Tribe tells of years of bias in Port Angeles

PORT ANGELES — Racism is real in Port Angeles, Lower Elwha Klallam tribal members said Tuesday — and it’s much older than the controversy over the Hood Canal Bridge graving yard.

“Racism, it is hush-hush,” Tribal Chairwoman Frances Charles told the city’s Multicultural Task Force, which held a special meeting in the tribal center on the Lower Elwha Klallam reservation.

“It is not perceived (by non-Natives), but we feel it.”

“There’s always been racism,” tribal member Monica Charles agreed.

“It just flares up when there’s an issue like the graving yard.”

The graving yard is the 22.5-acre site on the Port Angeles waterfront where the state had hoped to build huge concrete anchors, pontoons, and highway decks to replace the east end of the Hood Canal Bridge.

The project halted after workers discovered Klallam burials and artifacts throughout the site.
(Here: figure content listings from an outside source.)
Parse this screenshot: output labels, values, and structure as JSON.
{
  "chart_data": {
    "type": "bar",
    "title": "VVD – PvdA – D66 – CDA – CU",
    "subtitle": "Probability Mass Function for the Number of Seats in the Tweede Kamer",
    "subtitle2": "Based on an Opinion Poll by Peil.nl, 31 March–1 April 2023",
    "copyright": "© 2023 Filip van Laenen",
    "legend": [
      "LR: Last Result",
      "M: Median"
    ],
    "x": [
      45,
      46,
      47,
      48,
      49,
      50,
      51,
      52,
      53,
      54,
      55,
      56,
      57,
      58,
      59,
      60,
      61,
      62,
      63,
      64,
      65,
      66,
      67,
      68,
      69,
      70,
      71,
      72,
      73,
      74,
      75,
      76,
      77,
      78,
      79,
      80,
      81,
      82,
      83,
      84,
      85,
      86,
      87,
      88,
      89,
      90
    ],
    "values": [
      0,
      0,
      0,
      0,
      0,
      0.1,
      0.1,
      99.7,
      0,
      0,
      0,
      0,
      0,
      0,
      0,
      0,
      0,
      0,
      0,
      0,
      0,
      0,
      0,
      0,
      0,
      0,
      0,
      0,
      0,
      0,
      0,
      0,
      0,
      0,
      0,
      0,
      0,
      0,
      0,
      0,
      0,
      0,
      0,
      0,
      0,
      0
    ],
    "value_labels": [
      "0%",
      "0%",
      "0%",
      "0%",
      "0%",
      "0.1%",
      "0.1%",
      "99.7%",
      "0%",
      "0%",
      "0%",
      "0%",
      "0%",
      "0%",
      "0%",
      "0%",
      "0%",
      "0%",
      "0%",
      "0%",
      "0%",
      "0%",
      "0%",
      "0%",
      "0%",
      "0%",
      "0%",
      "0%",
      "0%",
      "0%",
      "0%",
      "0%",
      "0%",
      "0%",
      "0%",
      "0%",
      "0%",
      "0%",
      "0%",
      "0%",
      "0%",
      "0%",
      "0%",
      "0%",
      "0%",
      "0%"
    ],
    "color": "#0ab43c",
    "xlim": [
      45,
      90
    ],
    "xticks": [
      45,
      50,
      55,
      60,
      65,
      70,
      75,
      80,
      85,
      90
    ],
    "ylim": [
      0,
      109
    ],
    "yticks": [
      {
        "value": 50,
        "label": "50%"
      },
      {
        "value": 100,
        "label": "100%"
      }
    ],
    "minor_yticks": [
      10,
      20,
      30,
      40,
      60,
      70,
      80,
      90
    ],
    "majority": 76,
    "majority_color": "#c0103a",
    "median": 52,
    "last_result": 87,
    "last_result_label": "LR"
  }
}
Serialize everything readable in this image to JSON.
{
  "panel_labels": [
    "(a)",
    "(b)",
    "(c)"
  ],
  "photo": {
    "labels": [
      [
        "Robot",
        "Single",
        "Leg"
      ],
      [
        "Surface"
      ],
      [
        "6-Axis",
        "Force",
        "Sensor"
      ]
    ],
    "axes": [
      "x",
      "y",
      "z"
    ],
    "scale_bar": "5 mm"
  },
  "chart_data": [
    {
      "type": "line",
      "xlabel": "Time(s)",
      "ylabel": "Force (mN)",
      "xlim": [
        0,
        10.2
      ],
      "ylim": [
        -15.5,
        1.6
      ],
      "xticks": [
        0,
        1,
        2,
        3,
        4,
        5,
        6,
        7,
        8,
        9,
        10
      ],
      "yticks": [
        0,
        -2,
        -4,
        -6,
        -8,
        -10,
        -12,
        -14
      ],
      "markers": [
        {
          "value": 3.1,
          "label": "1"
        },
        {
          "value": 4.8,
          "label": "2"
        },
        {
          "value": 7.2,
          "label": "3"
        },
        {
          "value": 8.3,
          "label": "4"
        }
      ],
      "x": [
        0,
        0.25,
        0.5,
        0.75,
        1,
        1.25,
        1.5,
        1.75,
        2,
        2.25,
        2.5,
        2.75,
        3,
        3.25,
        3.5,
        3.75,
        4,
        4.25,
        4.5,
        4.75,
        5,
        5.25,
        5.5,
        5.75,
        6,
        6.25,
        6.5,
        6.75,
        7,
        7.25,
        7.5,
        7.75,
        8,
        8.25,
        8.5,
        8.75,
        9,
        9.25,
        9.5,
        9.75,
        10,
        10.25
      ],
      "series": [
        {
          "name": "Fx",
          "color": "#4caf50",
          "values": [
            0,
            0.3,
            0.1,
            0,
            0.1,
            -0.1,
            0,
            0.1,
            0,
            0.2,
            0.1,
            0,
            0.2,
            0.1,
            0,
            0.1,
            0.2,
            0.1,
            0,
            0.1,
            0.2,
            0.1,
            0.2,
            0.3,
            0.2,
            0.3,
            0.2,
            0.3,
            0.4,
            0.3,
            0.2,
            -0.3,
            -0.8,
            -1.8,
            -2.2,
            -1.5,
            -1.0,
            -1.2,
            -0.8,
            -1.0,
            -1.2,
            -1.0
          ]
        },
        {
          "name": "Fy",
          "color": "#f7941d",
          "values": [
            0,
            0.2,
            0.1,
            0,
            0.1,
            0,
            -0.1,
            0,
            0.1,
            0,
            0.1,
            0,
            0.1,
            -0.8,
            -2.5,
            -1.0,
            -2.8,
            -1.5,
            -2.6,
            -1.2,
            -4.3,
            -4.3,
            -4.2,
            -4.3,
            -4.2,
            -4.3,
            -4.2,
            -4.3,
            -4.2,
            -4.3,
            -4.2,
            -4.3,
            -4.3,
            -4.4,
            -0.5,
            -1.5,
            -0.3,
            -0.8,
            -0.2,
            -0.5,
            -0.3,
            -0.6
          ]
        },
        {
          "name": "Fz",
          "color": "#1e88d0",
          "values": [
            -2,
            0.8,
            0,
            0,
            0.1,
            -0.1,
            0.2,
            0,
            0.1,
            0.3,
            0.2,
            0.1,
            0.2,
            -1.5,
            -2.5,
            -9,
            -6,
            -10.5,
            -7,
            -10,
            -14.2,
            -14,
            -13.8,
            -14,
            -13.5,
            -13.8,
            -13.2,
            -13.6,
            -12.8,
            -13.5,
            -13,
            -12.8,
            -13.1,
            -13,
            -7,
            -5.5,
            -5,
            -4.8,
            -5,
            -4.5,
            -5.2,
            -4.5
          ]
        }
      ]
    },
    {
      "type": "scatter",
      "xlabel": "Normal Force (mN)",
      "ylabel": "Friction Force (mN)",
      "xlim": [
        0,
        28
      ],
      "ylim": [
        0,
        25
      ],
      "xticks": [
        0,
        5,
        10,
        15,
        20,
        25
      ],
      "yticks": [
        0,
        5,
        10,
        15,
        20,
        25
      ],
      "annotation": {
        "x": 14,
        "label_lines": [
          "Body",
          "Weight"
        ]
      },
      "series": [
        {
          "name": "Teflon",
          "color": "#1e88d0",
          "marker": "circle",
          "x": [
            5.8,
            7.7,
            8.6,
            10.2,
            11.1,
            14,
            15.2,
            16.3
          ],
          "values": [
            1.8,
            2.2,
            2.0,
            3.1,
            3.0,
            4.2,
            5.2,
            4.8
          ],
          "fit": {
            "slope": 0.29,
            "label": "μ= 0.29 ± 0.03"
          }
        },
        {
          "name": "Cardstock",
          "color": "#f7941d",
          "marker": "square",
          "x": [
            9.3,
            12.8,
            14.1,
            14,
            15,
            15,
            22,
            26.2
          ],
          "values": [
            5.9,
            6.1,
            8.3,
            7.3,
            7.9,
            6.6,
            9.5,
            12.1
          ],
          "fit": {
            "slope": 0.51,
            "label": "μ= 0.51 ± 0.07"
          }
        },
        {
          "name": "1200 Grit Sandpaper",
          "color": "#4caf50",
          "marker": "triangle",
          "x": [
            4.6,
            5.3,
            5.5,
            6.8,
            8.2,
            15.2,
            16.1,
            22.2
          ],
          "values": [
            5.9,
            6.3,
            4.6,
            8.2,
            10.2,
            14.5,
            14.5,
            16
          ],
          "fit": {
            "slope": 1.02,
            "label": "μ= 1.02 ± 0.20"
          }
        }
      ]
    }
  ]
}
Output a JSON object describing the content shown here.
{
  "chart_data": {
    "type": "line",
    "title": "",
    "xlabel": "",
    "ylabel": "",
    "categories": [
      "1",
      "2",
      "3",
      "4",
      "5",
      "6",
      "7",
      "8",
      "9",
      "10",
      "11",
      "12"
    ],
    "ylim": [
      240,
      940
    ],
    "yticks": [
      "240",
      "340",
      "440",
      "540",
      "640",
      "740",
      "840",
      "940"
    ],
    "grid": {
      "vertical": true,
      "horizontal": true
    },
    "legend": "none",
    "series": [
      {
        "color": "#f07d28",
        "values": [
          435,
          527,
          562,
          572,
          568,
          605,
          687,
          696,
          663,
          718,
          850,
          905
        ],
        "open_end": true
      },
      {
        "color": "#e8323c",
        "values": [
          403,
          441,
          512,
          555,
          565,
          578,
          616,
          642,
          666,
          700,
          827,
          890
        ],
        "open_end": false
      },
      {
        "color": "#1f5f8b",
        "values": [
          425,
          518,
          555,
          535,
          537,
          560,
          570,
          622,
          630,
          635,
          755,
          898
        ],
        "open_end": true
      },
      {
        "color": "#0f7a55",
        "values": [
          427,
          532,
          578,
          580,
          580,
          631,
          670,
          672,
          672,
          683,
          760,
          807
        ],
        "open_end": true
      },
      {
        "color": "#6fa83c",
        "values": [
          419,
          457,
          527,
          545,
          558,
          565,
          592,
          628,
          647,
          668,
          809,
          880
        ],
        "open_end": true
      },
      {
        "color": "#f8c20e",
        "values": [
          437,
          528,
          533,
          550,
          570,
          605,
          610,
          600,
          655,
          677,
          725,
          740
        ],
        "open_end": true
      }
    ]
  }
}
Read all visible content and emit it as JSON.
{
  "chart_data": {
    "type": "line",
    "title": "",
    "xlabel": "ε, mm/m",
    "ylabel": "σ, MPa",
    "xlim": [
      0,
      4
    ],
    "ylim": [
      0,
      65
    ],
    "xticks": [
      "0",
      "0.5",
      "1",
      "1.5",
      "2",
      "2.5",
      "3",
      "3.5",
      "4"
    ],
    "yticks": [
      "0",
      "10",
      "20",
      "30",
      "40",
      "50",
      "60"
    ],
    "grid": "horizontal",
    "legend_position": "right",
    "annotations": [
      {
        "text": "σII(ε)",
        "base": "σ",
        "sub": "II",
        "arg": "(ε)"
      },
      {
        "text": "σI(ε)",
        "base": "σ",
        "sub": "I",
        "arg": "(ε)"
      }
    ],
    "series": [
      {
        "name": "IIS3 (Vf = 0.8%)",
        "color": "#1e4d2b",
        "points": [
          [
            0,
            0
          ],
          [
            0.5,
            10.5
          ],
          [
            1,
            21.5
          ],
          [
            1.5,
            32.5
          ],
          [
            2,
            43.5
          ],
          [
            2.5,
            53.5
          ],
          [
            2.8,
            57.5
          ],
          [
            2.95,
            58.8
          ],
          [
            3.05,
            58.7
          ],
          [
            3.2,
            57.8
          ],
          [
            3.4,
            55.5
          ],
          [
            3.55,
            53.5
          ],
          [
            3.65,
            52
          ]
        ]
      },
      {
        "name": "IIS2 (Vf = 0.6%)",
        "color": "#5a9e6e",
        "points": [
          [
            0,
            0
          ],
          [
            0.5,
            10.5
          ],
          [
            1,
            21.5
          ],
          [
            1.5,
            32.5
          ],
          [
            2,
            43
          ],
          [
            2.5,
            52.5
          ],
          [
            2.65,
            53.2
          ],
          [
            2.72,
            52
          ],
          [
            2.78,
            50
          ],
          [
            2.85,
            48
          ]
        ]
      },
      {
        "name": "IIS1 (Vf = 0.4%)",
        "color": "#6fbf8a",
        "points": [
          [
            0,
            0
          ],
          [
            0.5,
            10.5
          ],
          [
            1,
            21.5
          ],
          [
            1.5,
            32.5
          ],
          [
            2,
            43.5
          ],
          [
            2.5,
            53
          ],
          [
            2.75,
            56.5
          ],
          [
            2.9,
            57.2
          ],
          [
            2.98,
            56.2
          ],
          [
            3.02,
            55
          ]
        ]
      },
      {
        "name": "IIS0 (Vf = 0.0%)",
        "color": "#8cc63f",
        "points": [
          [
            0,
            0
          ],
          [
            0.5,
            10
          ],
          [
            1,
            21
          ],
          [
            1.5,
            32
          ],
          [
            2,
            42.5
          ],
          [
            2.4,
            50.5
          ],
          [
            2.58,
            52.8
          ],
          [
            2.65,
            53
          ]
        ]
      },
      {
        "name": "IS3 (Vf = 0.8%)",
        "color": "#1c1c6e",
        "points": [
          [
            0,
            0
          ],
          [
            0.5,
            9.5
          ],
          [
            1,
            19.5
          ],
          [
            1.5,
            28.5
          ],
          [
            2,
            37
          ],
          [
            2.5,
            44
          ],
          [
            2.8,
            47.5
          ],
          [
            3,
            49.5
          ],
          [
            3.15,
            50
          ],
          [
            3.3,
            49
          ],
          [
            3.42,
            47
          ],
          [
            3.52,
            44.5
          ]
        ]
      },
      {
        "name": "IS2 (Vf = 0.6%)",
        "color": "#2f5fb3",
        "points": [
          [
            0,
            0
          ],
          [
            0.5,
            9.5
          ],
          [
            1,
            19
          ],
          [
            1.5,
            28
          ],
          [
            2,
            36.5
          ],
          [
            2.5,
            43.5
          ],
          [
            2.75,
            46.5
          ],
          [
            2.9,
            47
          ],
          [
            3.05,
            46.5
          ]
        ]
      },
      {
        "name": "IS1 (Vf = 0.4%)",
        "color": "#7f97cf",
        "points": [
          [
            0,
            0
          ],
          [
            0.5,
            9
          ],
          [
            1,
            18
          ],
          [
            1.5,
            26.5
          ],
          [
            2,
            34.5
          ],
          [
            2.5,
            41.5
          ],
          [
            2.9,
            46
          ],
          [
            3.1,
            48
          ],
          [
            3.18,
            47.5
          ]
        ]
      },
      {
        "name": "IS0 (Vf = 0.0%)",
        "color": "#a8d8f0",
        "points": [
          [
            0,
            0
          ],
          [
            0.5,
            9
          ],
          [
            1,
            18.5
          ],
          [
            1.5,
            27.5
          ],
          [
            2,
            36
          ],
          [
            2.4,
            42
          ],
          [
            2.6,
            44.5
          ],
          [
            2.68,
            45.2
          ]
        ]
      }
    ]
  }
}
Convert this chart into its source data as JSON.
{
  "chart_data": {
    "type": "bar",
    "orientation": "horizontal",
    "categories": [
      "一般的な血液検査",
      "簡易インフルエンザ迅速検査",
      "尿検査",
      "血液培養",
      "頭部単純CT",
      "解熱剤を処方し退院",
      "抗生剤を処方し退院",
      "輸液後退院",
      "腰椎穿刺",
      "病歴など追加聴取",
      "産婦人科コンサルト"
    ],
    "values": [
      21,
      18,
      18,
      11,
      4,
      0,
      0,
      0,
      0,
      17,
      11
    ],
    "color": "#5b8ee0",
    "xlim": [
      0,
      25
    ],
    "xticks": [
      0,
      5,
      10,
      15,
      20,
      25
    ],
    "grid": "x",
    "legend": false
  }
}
“It’s been an open grave for us,” said Monica Charles. “It has been an open wound.”

‘Genocide by archaeology’

She called the graving yard “genocide by archaeology.”

“The biggest archaeological discovery in the state they did in 15 months,” she said. “It should have taken 20 years.

“We are told to think about the greater good of the community.

“What we’re really being asked to do is step aside again.”